A lo largo de la cinta, Miyazaki despliega parte de su filosofía de trabajo y algunas rutinas como subir a la terraza con el personal para ver el cielo al final de las jornadas. La relación de él con sus obras es expresada así en primera persona, humanizando y desmitificando el proceso creativo. “He tenido empleados que no tenían idea de qué trataban las películas. Cuando hicimos El viaje de Chihiro, ni yo lo sabía”, reconoce Miyazaki.
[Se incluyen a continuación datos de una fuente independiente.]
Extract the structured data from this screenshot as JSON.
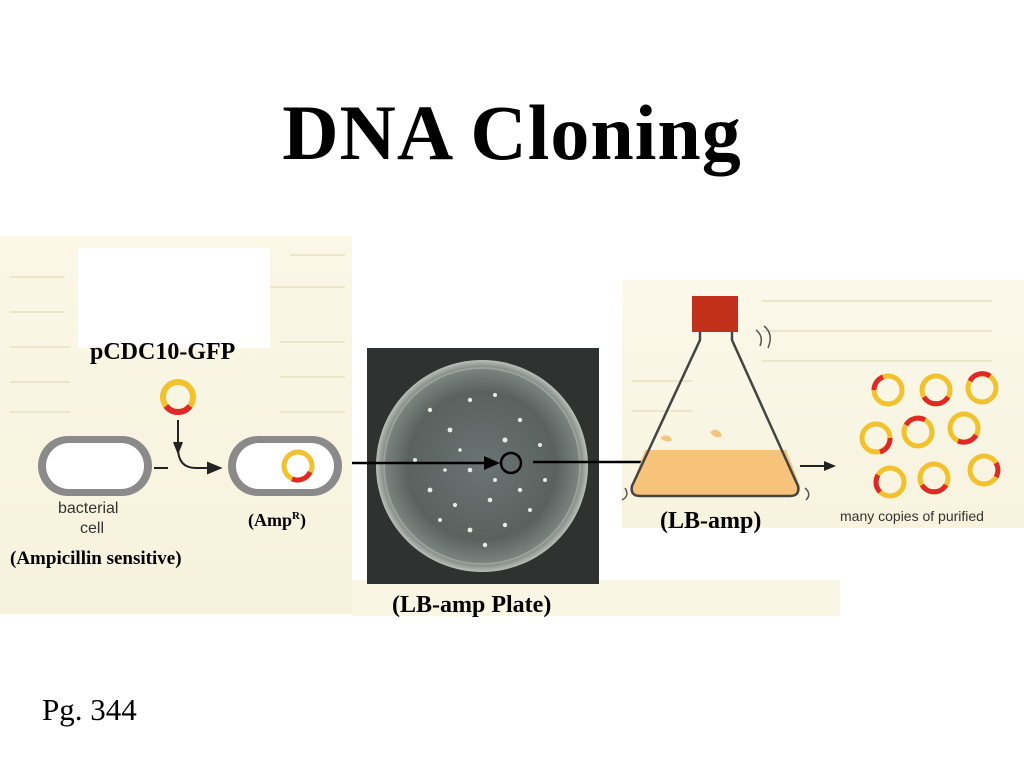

Inspirar, no copiar. La película que se estrenará en junio próximo está inspirada en una novela homónima publicada en 1937, del autor Genzaburo Yoshino. Centrada en la vida de un niño y su desarrollo psicológico, Miyazaki vuelve a centrarse en la literatura infanto-juvenil, de la que fue cultor. Él formó parte de clubes de lectura que fueron fundamentales en su formación: de Lewis Carroll a Ursula K. Le Guin, y otros más. En esas historias y en esa tónica está el germen de su producción, la que se complementó con su admiración por Ozama Tezuka, escritor e ilustrador de Astroboy, a quien Miyazaki admiró, pero entendió que no debía imitar.
Pero fue Hakuya den (Panda y la serpiente mágica), el primer largometraje animado japonés en color, el que le cambió la vida y por la que decidió ser animador. En 1988, su cuarto largometraje, Mi vecino Totoro, fue un éxito tremendo. Totoro, la figura del bosque que ayudaría a las pequeñas Satsuki y Mei, haciéndoles las cosas más fáciles y ayudando cuando es convocado a hacerlo, se volvió muy popular y se convirtió en la mascota de Estudios Ghibli. Luego vendrían varios íconos, como La Princesa Mononoke, en 2001; y El viaje de Chihiro, que ganaría el Oso de Oro en Berlín –única película de animación en lograrlo–, y el Oscar a Mejor Película de Animación que Miyazaki no subió a recibirlo como protesta contra la guerra de Irak. En 2014 sí subió y aceptó un Oscar honorario por su obra y su contribución al cine de animación.